Il Qatar è la grande novità di questo 2021 e proprio sul circuito di Losail, che tradizionalmente ospita il motomondiale, le Formula 1 prenderanno il via del Gran Premio del Qatar il prossimo 21 novembre, una delle ultime tappe di questo mondiale 2021. Ma l’accordo firmato con Liberty Media è ben più grande, si è già parlato come tutti sappiamo di ben 10 anni di contratto a partire dal 2023, perché come tutti sappiamo nel 2022, proprio tra i mesi di novembre e dicembre, verrà disputata la Coppa del Mondo di calcio (che per la prima volta sarà in una sessione invernale e non estiva poiché le temperature in Qatar a giugno e luglio sarebbero state proibitive).

Ma a Losail i preparativi per ospitare le monoposto a ruote scoperte sono già in atto e tutti stanno lavorando al massimo per evitare di incorrere in ritardi.

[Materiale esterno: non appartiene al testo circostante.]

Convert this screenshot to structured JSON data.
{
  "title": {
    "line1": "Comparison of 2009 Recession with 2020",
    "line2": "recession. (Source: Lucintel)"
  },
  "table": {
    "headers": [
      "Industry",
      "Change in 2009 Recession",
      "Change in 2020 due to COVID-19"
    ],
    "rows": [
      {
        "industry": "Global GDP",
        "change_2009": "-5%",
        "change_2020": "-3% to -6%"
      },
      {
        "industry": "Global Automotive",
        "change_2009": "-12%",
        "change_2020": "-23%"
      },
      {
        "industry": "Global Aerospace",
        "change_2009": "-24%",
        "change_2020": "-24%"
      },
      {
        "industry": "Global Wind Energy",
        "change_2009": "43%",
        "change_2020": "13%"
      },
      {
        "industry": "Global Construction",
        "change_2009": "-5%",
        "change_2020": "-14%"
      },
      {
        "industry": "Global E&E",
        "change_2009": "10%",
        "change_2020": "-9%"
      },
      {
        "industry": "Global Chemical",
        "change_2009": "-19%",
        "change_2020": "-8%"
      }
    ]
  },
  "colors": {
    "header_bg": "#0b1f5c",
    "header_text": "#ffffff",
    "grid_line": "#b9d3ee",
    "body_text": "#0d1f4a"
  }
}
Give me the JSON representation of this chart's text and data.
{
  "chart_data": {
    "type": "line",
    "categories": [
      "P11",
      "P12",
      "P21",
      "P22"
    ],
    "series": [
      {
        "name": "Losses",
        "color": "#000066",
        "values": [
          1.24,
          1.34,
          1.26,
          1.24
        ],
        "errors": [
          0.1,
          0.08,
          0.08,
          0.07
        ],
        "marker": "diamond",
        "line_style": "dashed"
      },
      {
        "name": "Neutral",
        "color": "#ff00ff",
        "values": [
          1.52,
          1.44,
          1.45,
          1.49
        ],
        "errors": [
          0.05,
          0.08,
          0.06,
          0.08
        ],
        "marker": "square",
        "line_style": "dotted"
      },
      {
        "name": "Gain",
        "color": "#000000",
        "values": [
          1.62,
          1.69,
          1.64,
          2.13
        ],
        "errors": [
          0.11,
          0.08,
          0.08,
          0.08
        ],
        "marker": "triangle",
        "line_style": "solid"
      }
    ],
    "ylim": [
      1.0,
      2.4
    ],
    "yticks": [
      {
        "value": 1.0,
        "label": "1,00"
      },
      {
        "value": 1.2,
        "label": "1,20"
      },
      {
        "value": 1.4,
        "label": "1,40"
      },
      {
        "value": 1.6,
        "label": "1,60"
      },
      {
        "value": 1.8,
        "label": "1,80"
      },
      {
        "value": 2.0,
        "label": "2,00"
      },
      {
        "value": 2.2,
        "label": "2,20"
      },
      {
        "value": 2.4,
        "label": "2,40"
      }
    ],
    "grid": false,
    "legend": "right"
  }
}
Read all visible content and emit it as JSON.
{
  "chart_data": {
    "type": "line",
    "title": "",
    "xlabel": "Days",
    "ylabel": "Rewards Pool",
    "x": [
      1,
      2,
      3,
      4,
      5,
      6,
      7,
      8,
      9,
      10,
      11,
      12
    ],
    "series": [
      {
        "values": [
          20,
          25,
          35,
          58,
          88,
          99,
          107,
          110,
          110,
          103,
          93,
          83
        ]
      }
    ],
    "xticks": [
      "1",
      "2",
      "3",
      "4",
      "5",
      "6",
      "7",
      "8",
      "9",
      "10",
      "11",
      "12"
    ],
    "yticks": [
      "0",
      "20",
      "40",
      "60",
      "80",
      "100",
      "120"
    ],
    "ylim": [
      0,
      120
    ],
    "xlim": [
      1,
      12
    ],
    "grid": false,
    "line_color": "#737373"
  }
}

Giuseppe Muscioni, ispettore alla sicurezza per la FIA ha detto: “Il grosso dei lavori verrà fatto in zona pitlane, in particolare alla curva d’ingresso, dove verrà creata una protezione fatta da guardrail, gomme e reti che inizierà dai circa 30 metri precedenti Si eviterà così il rischio che le vetture che entrano dopo aver percorso la 15, o per un problema di pneumatici o per una velocità non corretta, possano pericolosamente rientrare in pista post-curva 16 causando incidenti”. “In zona-muretto box aggiungeremo delle reti speciali o delle strutture di protezione anti-debris. Per evitare che se ci fosse un incidente al via, i pezzi delle vetture volino dentro alla pitlane”.

Giuseppe prosegue poi considerando i cordoli: “C’è un discorso aperto con la Fim per omologarne alcuni che vadano bene sia per le gare di auto che di moto, con dimensioni da 1 a 60 cm, fino a due metri. Quelli più spessi verranno messi nei punti più critici e serviranno da track-limits, come potrebbe essere all’uscita delle curve veloci 4 e 5, o alle 14 e 15. Possibile che vengano installati dei cordoli di tipo ‘Misano’, di 1,5 metri di larghezza più altri 50 cm aggiuntivi, per la prima volta applicati dalla Fim proprio al ‘Marco Simoncelli’. Questo tipo di cordolo è quello più adatto per un circuito come quello del Qatar, ma deciderà Michael Masi. Se qualche curva spaventa più di altre? Direi di no, anche perché Losail ha vie di fuga piuttosto larghe”.

Muscioni ha concluso: “in quasi tutte le curve ci saranno quelle ‘TecPro’, specie alla 9, 11 e 13 che saranno unite a una fila di gomme” che sono, per chi non lo dovesse sapere, le stesse che sono presenti in curva grande sul tracciato di Sochi.